O presidente da Câmara Municipal de Vieira do Minho, Filipe de Oliveira, o vice-presidente Pedro Pires e o presidente da Assembleia Municipal, Lobo Gonçalves, reuniram-se no passado domingo, em Ruivães, com o cineasta Rodrigo Areias para conhecer um projeto cultural que pretende transformar a Quinta da Cruz num espaço de residências artísticas internacionais.
A iniciativa prevê a criação do CANA – Centro de Arte e Natureza do Ave, uma estrutura dedicada à criação artística contemporânea em contacto com a natureza, com especial enfoque no cinema, mas também nas artes performativas e ofícios artísticos.
Um espaço para criar em contacto com a natureza
O projeto pretende afirmar-se como um centro cultural de base territorial, incentivando o diálogo entre arte e natureza e promovendo práticas criativas sustentáveis ligadas ao território.
Entre as infraestruturas previstas destacam-se:
- 10 quartos para acolhimento de artistas em residência
- Espaços de trabalho e salas de reunião
- Áreas de convívio e trabalho de mesa
- Espaços dedicados ao cinema e pós-produção
- Estúdio de som e salas de ensaio
- Oficina de cenografia
- Espaços destinados a ofícios das artes visuais
Projeto promovido pela Olho de Vidro
A entidade promotora é a Olho de Vidro – Associação Artística e Cultural, uma associação sem fins lucrativos dedicada à promoção da atividade artística, com especial foco na produção cinematográfica.
No âmbito do desenvolvimento do projeto, a associação já assinou um protocolo com a Comunidade Intermunicipal do Ave, reconhecendo a relevância regional da iniciativa.

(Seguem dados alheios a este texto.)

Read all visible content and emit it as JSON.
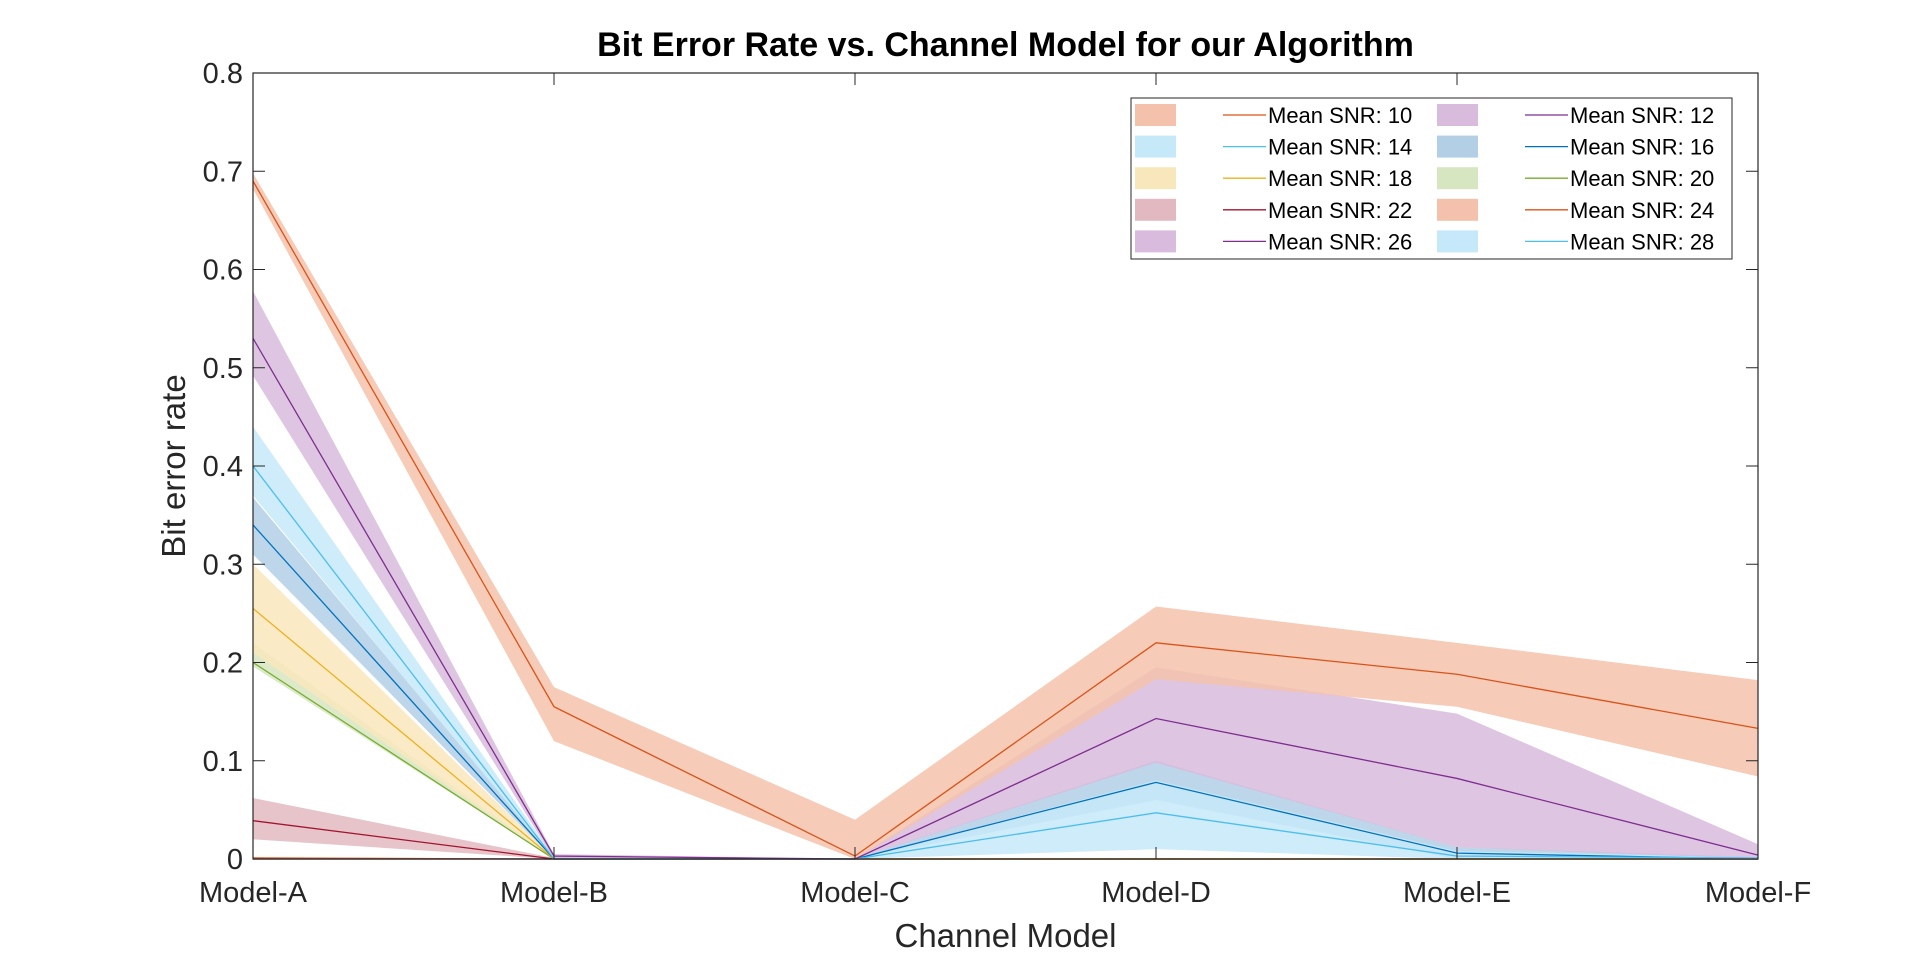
{
  "chart_data": {
    "type": "line",
    "title": "Bit Error Rate vs. Channel Model for our Algorithm",
    "xlabel": "Channel Model",
    "ylabel": "Bit error rate",
    "categories": [
      "Model-A",
      "Model-B",
      "Model-C",
      "Model-D",
      "Model-E",
      "Model-F"
    ],
    "ylim": [
      0,
      0.8
    ],
    "yticks": [
      "0",
      "0.1",
      "0.2",
      "0.3",
      "0.4",
      "0.5",
      "0.6",
      "0.7",
      "0.8"
    ],
    "grid": false,
    "legend_position": "top-right",
    "series": [
      {
        "name": "Mean SNR: 10",
        "color": "#D95319",
        "fill": "#F4C2AC",
        "values": [
          0.69,
          0.155,
          0.003,
          0.22,
          0.188,
          0.133
        ],
        "lower": [
          0.682,
          0.12,
          0.0,
          0.183,
          0.155,
          0.084
        ],
        "upper": [
          0.698,
          0.175,
          0.04,
          0.257,
          0.22,
          0.182
        ]
      },
      {
        "name": "Mean SNR: 12",
        "color": "#7E2F8E",
        "fill": "#D8BBDD",
        "values": [
          0.53,
          0.003,
          0.0,
          0.143,
          0.082,
          0.004
        ],
        "lower": [
          0.492,
          0.0,
          0.0,
          0.098,
          0.012,
          0.0
        ],
        "upper": [
          0.578,
          0.005,
          0.0,
          0.195,
          0.148,
          0.015
        ]
      },
      {
        "name": "Mean SNR: 14",
        "color": "#4DBEEE",
        "fill": "#C6E9F9",
        "values": [
          0.4,
          0.0,
          0.0,
          0.047,
          0.003,
          0.001
        ],
        "lower": [
          0.37,
          0.0,
          0.0,
          0.01,
          0.0,
          0.0
        ],
        "upper": [
          0.44,
          0.002,
          0.0,
          0.08,
          0.008,
          0.002
        ]
      },
      {
        "name": "Mean SNR: 16",
        "color": "#0072BD",
        "fill": "#B2CFE6",
        "values": [
          0.34,
          0.0,
          0.0,
          0.078,
          0.006,
          0.0
        ],
        "lower": [
          0.31,
          0.0,
          0.0,
          0.06,
          0.0,
          0.0
        ],
        "upper": [
          0.368,
          0.002,
          0.0,
          0.1,
          0.012,
          0.002
        ]
      },
      {
        "name": "Mean SNR: 18",
        "color": "#EDB120",
        "fill": "#F9E7BC",
        "values": [
          0.255,
          0.0,
          0.0,
          0.0,
          0.0,
          0.0
        ],
        "lower": [
          0.21,
          0.0,
          0.0,
          0.0,
          0.0,
          0.0
        ],
        "upper": [
          0.3,
          0.001,
          0.0,
          0.001,
          0.0,
          0.0
        ]
      },
      {
        "name": "Mean SNR: 20",
        "color": "#77AC30",
        "fill": "#D6E6C1",
        "values": [
          0.2,
          0.0,
          0.0,
          0.0,
          0.0,
          0.0
        ],
        "lower": [
          0.196,
          0.0,
          0.0,
          0.0,
          0.0,
          0.0
        ],
        "upper": [
          0.22,
          0.001,
          0.0,
          0.001,
          0.0,
          0.0
        ]
      },
      {
        "name": "Mean SNR: 22",
        "color": "#A2142F",
        "fill": "#E3B9C1",
        "values": [
          0.039,
          0.0,
          0.0,
          0.0,
          0.0,
          0.0
        ],
        "lower": [
          0.02,
          0.0,
          0.0,
          0.0,
          0.0,
          0.0
        ],
        "upper": [
          0.062,
          0.001,
          0.0,
          0.0,
          0.0,
          0.0
        ]
      },
      {
        "name": "Mean SNR: 24",
        "color": "#D95319",
        "fill": "#F4C2AC",
        "values": [
          0.001,
          0.0,
          0.0,
          0.0,
          0.0,
          0.0
        ],
        "lower": [
          0.0,
          0.0,
          0.0,
          0.0,
          0.0,
          0.0
        ],
        "upper": [
          0.002,
          0.0,
          0.0,
          0.0,
          0.0,
          0.0
        ]
      },
      {
        "name": "Mean SNR: 26",
        "color": "#7E2F8E",
        "fill": "#D8BBDD",
        "values": [
          0.0,
          0.0,
          0.0,
          0.0,
          0.0,
          0.0
        ],
        "lower": [
          0.0,
          0.0,
          0.0,
          0.0,
          0.0,
          0.0
        ],
        "upper": [
          0.001,
          0.0,
          0.0,
          0.0,
          0.0,
          0.0
        ]
      },
      {
        "name": "Mean SNR: 28",
        "color": "#4DBEEE",
        "fill": "#C6E9F9",
        "values": [
          0.0,
          0.0,
          0.0,
          0.0,
          0.0,
          0.0
        ],
        "lower": [
          0.0,
          0.0,
          0.0,
          0.0,
          0.0,
          0.0
        ],
        "upper": [
          0.0,
          0.0,
          0.0,
          0.0,
          0.0,
          0.0
        ]
      }
    ]
  }
}
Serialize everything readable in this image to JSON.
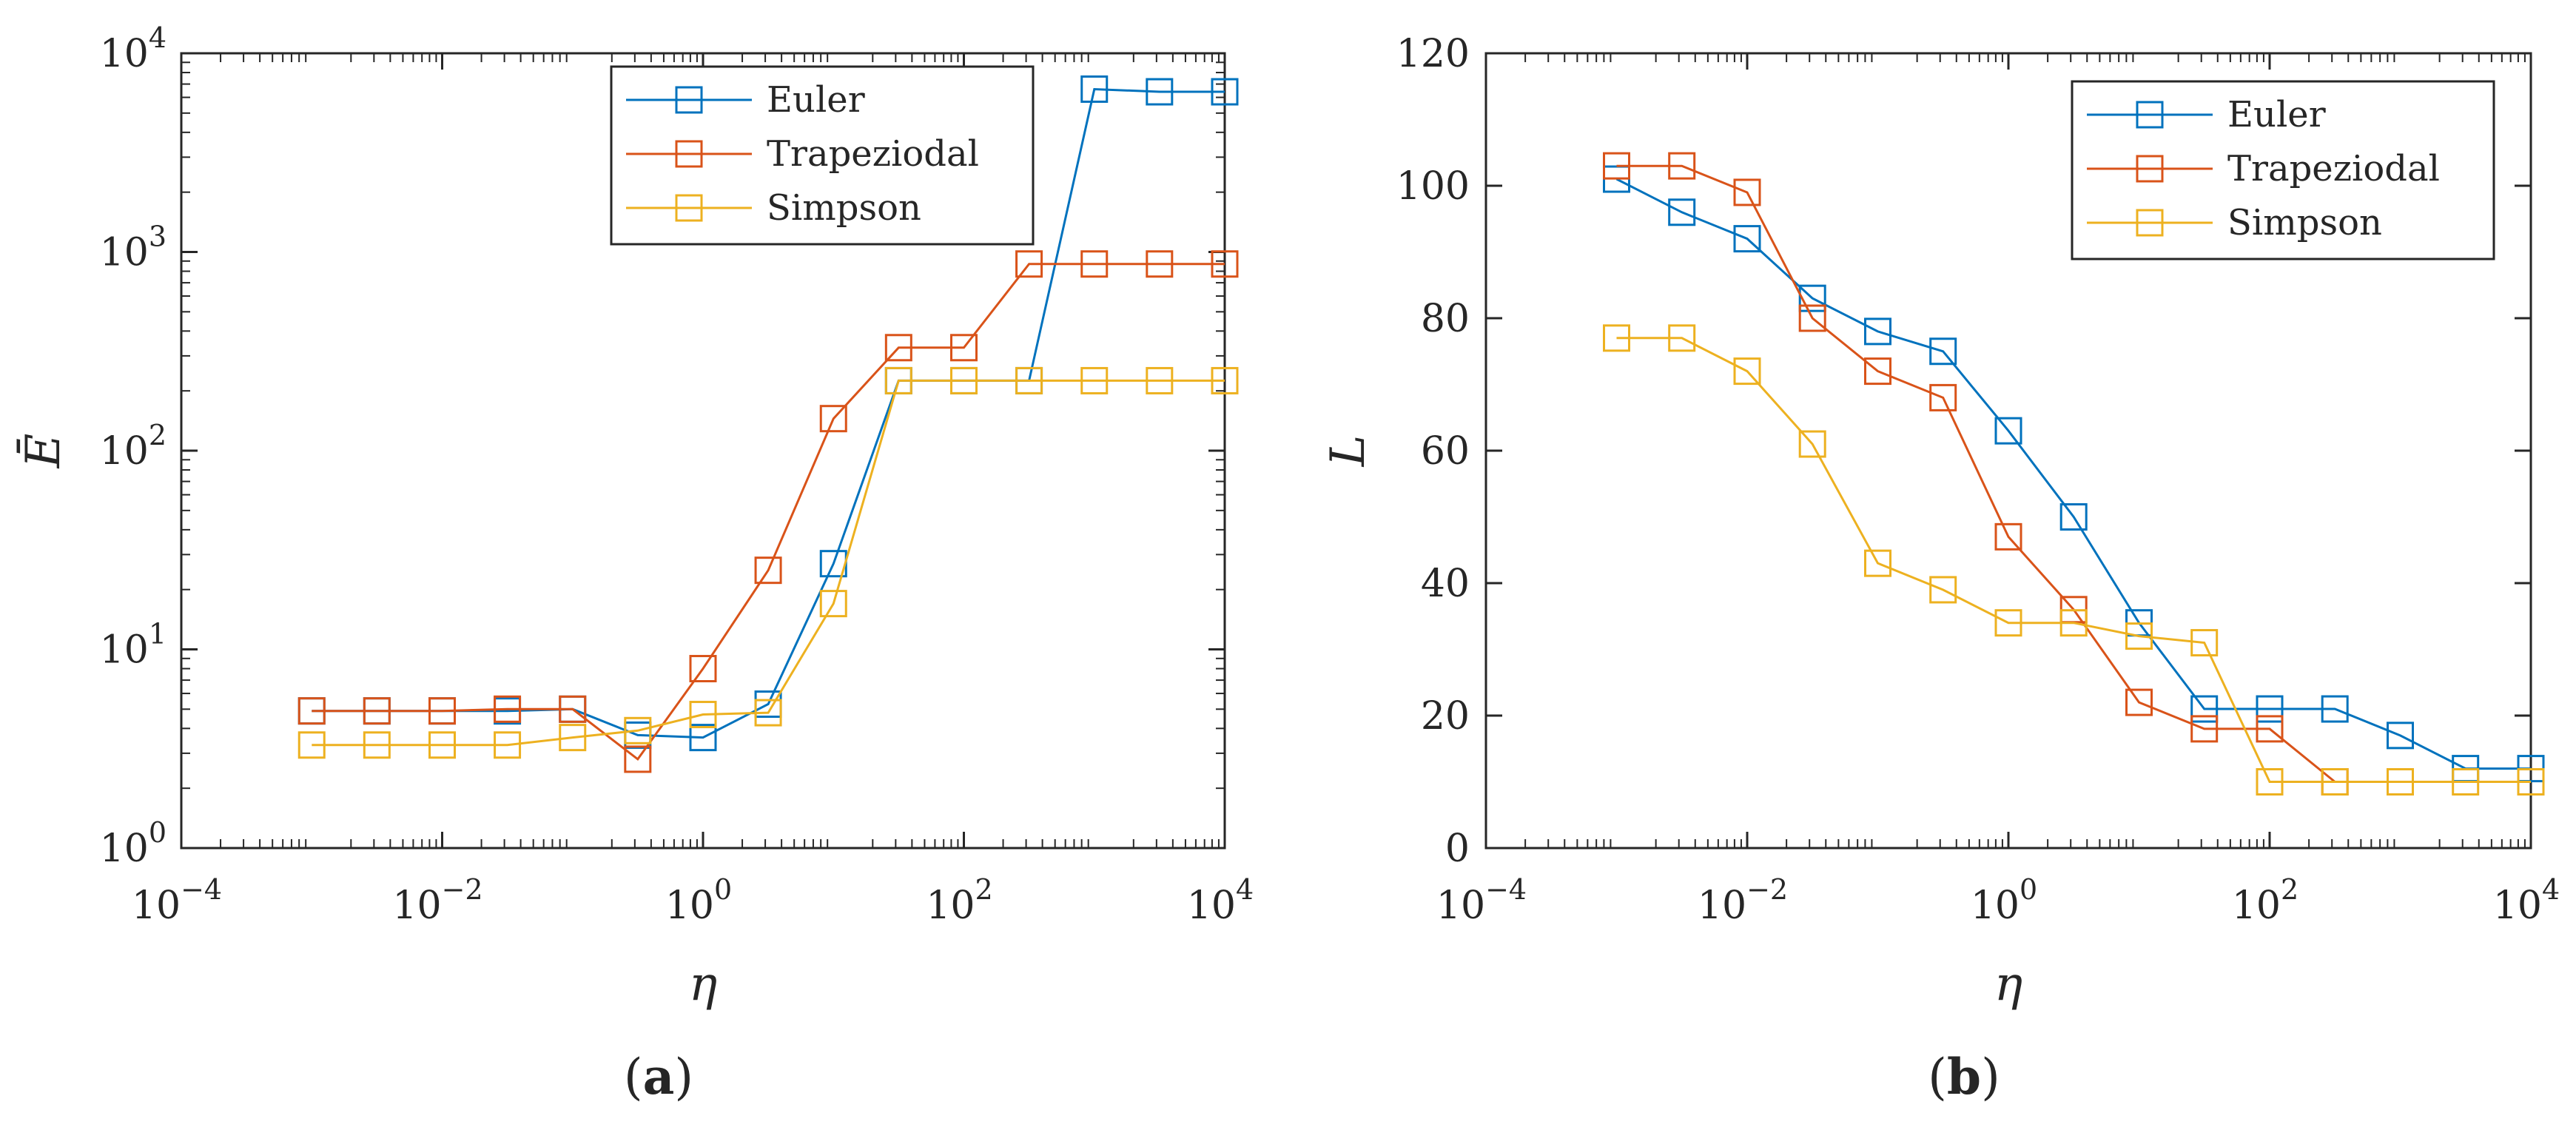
{
  "chart_data": [
    {
      "type": "line",
      "panel_label": "(a)",
      "panel_letter": "a",
      "xlabel": "η",
      "ylabel": "Ē",
      "x_scale": "log",
      "y_scale": "log",
      "xlim": [
        0.0001,
        10000
      ],
      "ylim": [
        1,
        10000
      ],
      "x_tick_values": [
        0.0001,
        0.01,
        1,
        100,
        10000
      ],
      "x_tick_mantissa": [
        "10",
        "10",
        "10",
        "10",
        "10"
      ],
      "x_tick_exponent": [
        "−4",
        "−2",
        "0",
        "2",
        "4"
      ],
      "y_tick_values": [
        1,
        10,
        100,
        1000,
        10000
      ],
      "y_tick_mantissa": [
        "10",
        "10",
        "10",
        "10",
        "10"
      ],
      "y_tick_exponent": [
        "0",
        "1",
        "2",
        "3",
        "4"
      ],
      "grid": false,
      "legend_position": "top-right",
      "x": [
        0.001,
        0.00316,
        0.01,
        0.0316,
        0.1,
        0.316,
        1,
        3.16,
        10,
        31.6,
        100,
        316,
        1000,
        3160,
        10000
      ],
      "series": [
        {
          "name": "Euler",
          "color": "#0072BD",
          "values": [
            4.9,
            4.9,
            4.9,
            4.9,
            5.0,
            3.7,
            3.6,
            5.3,
            27,
            225,
            225,
            225,
            6600,
            6400,
            6400
          ]
        },
        {
          "name": "Trapeziodal",
          "color": "#D95319",
          "values": [
            4.9,
            4.9,
            4.9,
            5.0,
            5.0,
            2.8,
            8.0,
            25,
            145,
            330,
            330,
            870,
            870,
            870,
            870
          ]
        },
        {
          "name": "Simpson",
          "color": "#EDB120",
          "values": [
            3.3,
            3.3,
            3.3,
            3.3,
            3.6,
            3.9,
            4.7,
            4.8,
            17,
            225,
            225,
            225,
            225,
            225,
            225
          ]
        }
      ]
    },
    {
      "type": "line",
      "panel_label": "(b)",
      "panel_letter": "b",
      "xlabel": "η",
      "ylabel": "L",
      "x_scale": "log",
      "y_scale": "linear",
      "xlim": [
        0.0001,
        10000
      ],
      "ylim": [
        0,
        120
      ],
      "x_tick_values": [
        0.0001,
        0.01,
        1,
        100,
        10000
      ],
      "x_tick_mantissa": [
        "10",
        "10",
        "10",
        "10",
        "10"
      ],
      "x_tick_exponent": [
        "−4",
        "−2",
        "0",
        "2",
        "4"
      ],
      "y_tick_values": [
        0,
        20,
        40,
        60,
        80,
        100,
        120
      ],
      "y_tick_labels": [
        "0",
        "20",
        "40",
        "60",
        "80",
        "100",
        "120"
      ],
      "grid": false,
      "legend_position": "top-right",
      "x": [
        0.001,
        0.00316,
        0.01,
        0.0316,
        0.1,
        0.316,
        1,
        3.16,
        10,
        31.6,
        100,
        316,
        1000,
        3160,
        10000
      ],
      "series": [
        {
          "name": "Euler",
          "color": "#0072BD",
          "values": [
            101,
            96,
            92,
            83,
            78,
            75,
            63,
            50,
            34,
            21,
            21,
            21,
            17,
            12,
            12
          ]
        },
        {
          "name": "Trapeziodal",
          "color": "#D95319",
          "values": [
            103,
            103,
            99,
            80,
            72,
            68,
            47,
            36,
            22,
            18,
            18,
            10,
            null,
            null,
            null
          ]
        },
        {
          "name": "Simpson",
          "color": "#EDB120",
          "values": [
            77,
            77,
            72,
            61,
            43,
            39,
            34,
            34,
            32,
            31,
            10,
            10,
            10,
            10,
            10
          ]
        }
      ]
    }
  ]
}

O projeto envolve também a União de Freguesias de Ruivães e Campos e prevê uma forte ligação à comunidade local.
Candidatura a financiamento regional
Foi ainda solicitado parecer à Comissão de Coordenação e Desenvolvimento Regional do Norte no âmbito do aviso NORTE2030-2025-16, integrado no programa NORTE 2030, que poderá apoiar a concretização do projeto.
Potencial para dinamizar o território
A criação do CANA – Centro de Arte e Natureza do Ave poderá representar uma oportunidade estratégica para o desenvolvimento cultural, social e económico de Vieira do Minho, contribuindo para:
- atrair artistas e investigadores nacionais e internacionais;
- promover novas dinâmicas culturais e educativas;
- valorizar paisagem, memória e tradições locais;
- afirmar a região como polo de inovação cultural.
Ao unir arte, natureza e comunidade, o projeto pretende reforçar a identidade cultural do território e projetar Ruivães a nível regional, nacional e internacional.